Your rules really are:
- Date
- A bunch of characters that aren't a comma (including second date and city name).
- A comma.
- State (one word).
So build a regex that sticks to that. You can, as you are doing now, take a shortcut by skipping the second number, but note that you do lose support for cities that start with numbers (which probably won't happen). Also you don't care about the state. So, e.g.:
String re1 = "(\\d+)"; // match first number
String re2 = "[^,]*"; // skip everything thats not a comma
String re3 = ","; // skip the comma
String re4 = "[\\s]*"; // skip whitespace
String re5 = "([a-z]+)"; // match letters (state)

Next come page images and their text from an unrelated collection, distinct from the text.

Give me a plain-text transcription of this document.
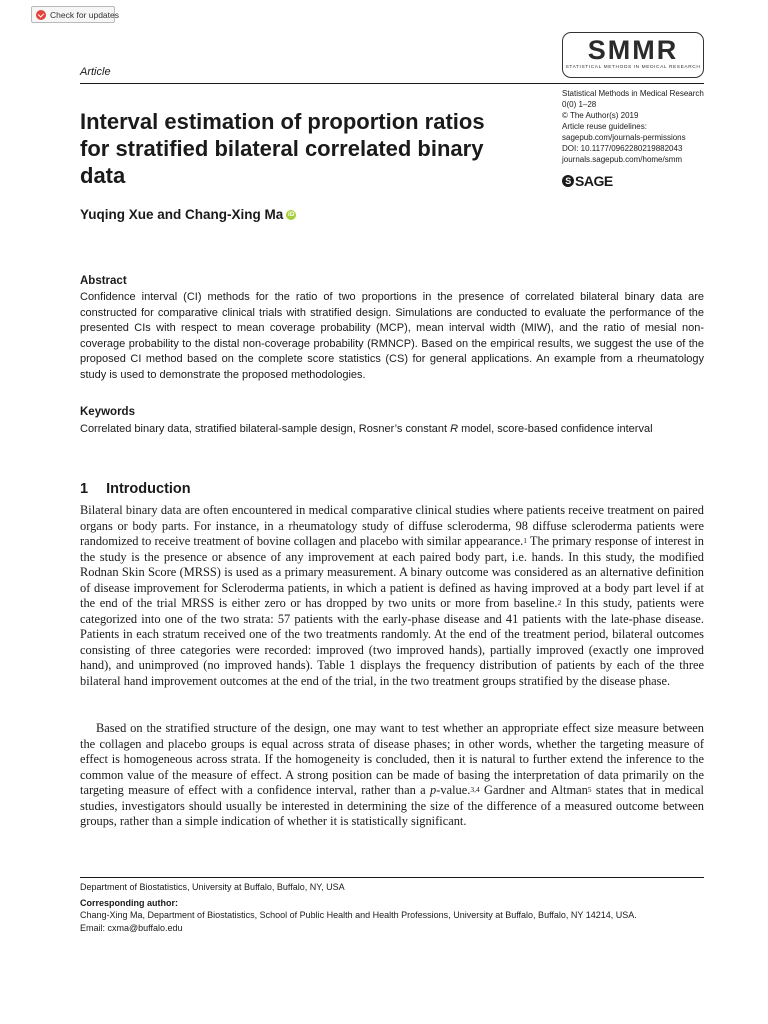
Check for updates
Article
SMMR
STATISTICAL METHODS IN MEDICAL RESEARCH
Statistical Methods in Medical Research
0(0) 1–28
© The Author(s) 2019
Article reuse guidelines:
sagepub.com/journals-permissions
DOI: 10.1177/0962280219882043
journals.sagepub.com/home/smm
S SAGE
Interval estimation of proportion ratios for stratified bilateral correlated binary data
Yuqing Xue and Chang-Xing Ma iD
Abstract

Confidence interval (CI) methods for the ratio of two proportions in the presence of correlated bilateral binary data are constructed for comparative clinical trials with stratified design. Simulations are conducted to evaluate the performance of the presented CIs with respect to mean coverage probability (MCP), mean interval width (MIW), and the ratio of mesial non-coverage probability to the distal non-coverage probability (RMNCP). Based on the empirical results, we suggest the use of the proposed CI method based on the complete score statistics (CS) for general applications. An example from a rheumatology study is used to demonstrate the proposed methodologies.

Keywords

Correlated binary data, stratified bilateral-sample design, Rosner’s constant R model, score-based confidence interval

1 Introduction

Bilateral binary data are often encountered in medical comparative clinical studies where patients receive treatment on paired organs or body parts. For instance, in a rheumatology study of diffuse scleroderma, 98 diffuse scleroderma patients were randomized to receive treatment of bovine collagen and placebo with similar appearance.$^1$ The primary response of interest in the study is the presence or absence of any improvement at each paired body part, i.e. hands. In this study, the modified Rodnan Skin Score (MRSS) is used as a primary measurement. A binary outcome was considered as an alternative definition of disease improvement for Scleroderma patients, in which a patient is defined as having improved at a body part level if at the end of the trial MRSS is either zero or has dropped by two units or more from baseline.$^2$ In this study, patients were categorized into one of the two strata: 57 patients with the early-phase disease and 41 patients with the late-phase disease. Patients in each stratum received one of the two treatments randomly. At the end of the treatment period, bilateral outcomes consisting of three categories were recorded: improved (two improved hands), partially improved (exactly one improved hand), and unimproved (no improved hands). Table 1 displays the frequency distribution of patients by each of the three bilateral hand improvement outcomes at the end of the trial, in the two treatment groups stratified by the disease phase.

Based on the stratified structure of the design, one may want to test whether an appropriate effect size measure between the collagen and placebo groups is equal across strata of disease phases; in other words, whether the targeting measure of effect is homogeneous across strata. If the homogeneity is concluded, then it is natural to further extend the inference to the common value of the measure of effect. A strong position can be made of basing the interpretation of data primarily on the targeting measure of effect with a confidence interval, rather than a p-value.$^{3,4}$ Gardner and Altman$^5$ states that in medical studies, investigators should usually be interested in determining the size of the difference of a measured outcome between groups, rather than a simple indication of whether it is statistically significant.

Department of Biostatistics, University at Buffalo, Buffalo, NY, USA
Corresponding author:
Chang-Xing Ma, Department of Biostatistics, School of Public Health and Health Professions, University at Buffalo, Buffalo, NY 14214, USA.
Email: cxma@buffalo.edu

String regex = re1 + re2 + re3 + re4 + re5;
There are other options as well, but I personally find regular expressions to be very straightforward for things like this. You could use various combinations of split()
, as other posters have detailed. You could directly look for commas and whitespace with indexOf()
and pull out substrings. You could even convince a Scanner
or perhaps a StringTokenizer
or StreamTokenizer
to work for you. However, regular expressions exist to solve problems like this and are a good tool for the job.
Here is an example with StringTokenizer
:
StringTokenizer t = new StringTokenizer(txt, " \t");
String date = t.nextToken();
t.nextToken(); // skip second date
t.nextToken(","); // change delimiter to comma and skip city
t.nextToken(" \t"); // back to whitespace and skip comma
String state = t.nextToken();
Still, I feel a regex expresses the rules more cleanly.
By the way, for future debugging, sometimes it helps to just print out all of the capture groups, this can give you insight into what is matching what. A good technique is to put every component of your regex in a capture group temporarily, then print them all out.